间殿内尽是“下官有罪”、“管教无方”的哀告之声。
“管教无方?” 刘庆的声音陡然转厉,如同金铁交击,瞬间压过了所有请罪之声,“怕是有些人,非但不管,反而暗地里推波助澜,自以为秉持‘清议’,便可指点江山,臧否大臣,甚至将国子监当作了与朝廷抗衡、博取虚名的工具了吧?!”
他猛地一拍身旁的紫檀木案几,发出“砰”的一声巨响,震得案上的笔架、砚台都跳动起来,也让下方所有人的心脏猛地一缩。

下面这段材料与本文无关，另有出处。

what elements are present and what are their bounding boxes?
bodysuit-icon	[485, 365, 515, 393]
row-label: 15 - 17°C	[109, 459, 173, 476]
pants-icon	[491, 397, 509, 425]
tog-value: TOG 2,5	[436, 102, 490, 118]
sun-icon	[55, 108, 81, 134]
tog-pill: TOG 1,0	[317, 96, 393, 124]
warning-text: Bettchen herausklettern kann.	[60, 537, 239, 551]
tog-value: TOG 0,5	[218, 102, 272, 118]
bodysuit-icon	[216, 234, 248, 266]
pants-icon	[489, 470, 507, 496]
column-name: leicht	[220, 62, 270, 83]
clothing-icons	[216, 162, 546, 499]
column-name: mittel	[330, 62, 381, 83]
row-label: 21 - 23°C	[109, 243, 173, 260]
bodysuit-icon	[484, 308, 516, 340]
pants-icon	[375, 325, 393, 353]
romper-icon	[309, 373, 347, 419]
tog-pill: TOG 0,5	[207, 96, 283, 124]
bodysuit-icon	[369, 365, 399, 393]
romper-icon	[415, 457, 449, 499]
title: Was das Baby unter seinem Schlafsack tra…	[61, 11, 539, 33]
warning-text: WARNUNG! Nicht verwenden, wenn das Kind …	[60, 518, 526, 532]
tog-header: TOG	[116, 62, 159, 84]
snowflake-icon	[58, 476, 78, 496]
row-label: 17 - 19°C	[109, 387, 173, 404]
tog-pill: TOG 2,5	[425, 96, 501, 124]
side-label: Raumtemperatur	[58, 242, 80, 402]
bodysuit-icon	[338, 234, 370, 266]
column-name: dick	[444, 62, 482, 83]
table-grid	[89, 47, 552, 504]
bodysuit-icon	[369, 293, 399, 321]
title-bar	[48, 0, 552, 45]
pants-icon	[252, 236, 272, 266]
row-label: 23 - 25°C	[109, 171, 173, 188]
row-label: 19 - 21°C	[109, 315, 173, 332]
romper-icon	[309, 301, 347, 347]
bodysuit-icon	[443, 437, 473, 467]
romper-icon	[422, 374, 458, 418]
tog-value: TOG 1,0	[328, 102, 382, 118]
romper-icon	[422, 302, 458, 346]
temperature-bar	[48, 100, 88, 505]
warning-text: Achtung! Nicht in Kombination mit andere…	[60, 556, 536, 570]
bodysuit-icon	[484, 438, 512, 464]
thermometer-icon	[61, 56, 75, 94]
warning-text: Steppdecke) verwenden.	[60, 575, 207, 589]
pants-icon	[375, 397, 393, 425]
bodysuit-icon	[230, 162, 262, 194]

“本侯今日,就与你们算算账!自承运朝改元以来,不过十二载光阴,你们国子监,上至学官,下至监生,参与鼓噪、串联上书、非议朝政、甚至意图伏阙逼宫,有几次了?!嗯?!”
他根本不给任何人辩解或思考的机会,屈指数来,声音一句比一句冷,一句比一句重:
“承运二年,朝廷整顿漕运,革除积弊,推行‘漕粮折色’,以银代粮,减少损耗,利国利民。尔等便联名上书,引经据典,言此乃‘与民争利’,‘败坏祖制’,致使漕丁失业,沿途百姓受损!可事实如何?漕运效率倍增,沿途贪腐大减,节省国帑何止百万!那些真正受损的,不过是盘踞漕运的蠹虫、贪官!你们是为民请命,还是为蠹虫张目?!”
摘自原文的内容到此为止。